The SEC and BofA reached a settlement on the charges last month that required the bank to pay a $33 million fine. But U.S. District Judge Jed Rakoff rejected the deal, saying the corporate fine would further punish shareholders, not the persons suspected of misleading investors.
BofA (NYSE:BAC) is accused of allowing Merrill to pay more than $3 billion in bonuses to its employees before the merger, but leading investors to believe such bonuses would not be paid.
After Rakoff rejected the proposed settlement, the SEC had to consider whether to drop the charges, submit a new settlement or proceed to court. The agency’s statement late Monday means BofA management will likely be required to defend its actions in open court.

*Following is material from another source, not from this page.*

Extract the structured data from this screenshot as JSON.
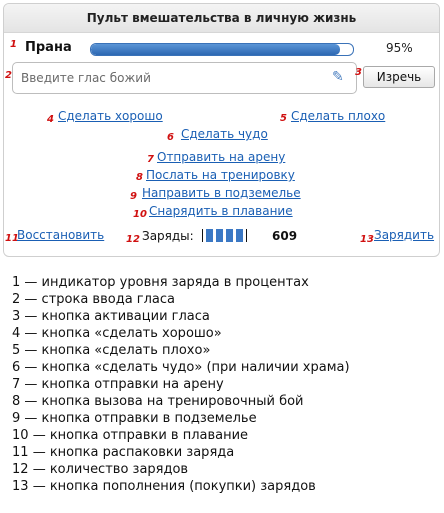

Here’s the full statement from the SEC:
“As we alleged in our complaint last month, Bank of America did not provide investors with complete and accurate information about the bonuses to be paid by Merrill Lynch to employees. We believe that this disclosure failure violated the federal securities laws.

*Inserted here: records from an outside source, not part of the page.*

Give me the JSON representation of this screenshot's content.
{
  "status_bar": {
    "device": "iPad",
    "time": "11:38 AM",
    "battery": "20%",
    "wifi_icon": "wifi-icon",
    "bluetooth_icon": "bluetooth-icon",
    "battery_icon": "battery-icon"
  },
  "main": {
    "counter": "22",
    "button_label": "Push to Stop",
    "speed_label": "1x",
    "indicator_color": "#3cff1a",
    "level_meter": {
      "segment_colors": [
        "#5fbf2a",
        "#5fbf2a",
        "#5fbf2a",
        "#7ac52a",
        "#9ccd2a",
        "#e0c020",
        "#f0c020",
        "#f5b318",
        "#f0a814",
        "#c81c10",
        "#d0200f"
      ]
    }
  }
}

“We firmly believe that the settlement we submitted to the court was reasonable, appropriate and in the public interest. As we consider our legal options with respect to the court’s ruling, we will vigorously pursue our charges against Bank of America and take steps to prove our case in court. We will use the additional discovery available in the litigation to further pursue the facts and determine whether to seek the court’s permission to bring additional charges in this case.
“In deciding how to proceed, we will, as always, be guided by what the facts warrant and the law permits.”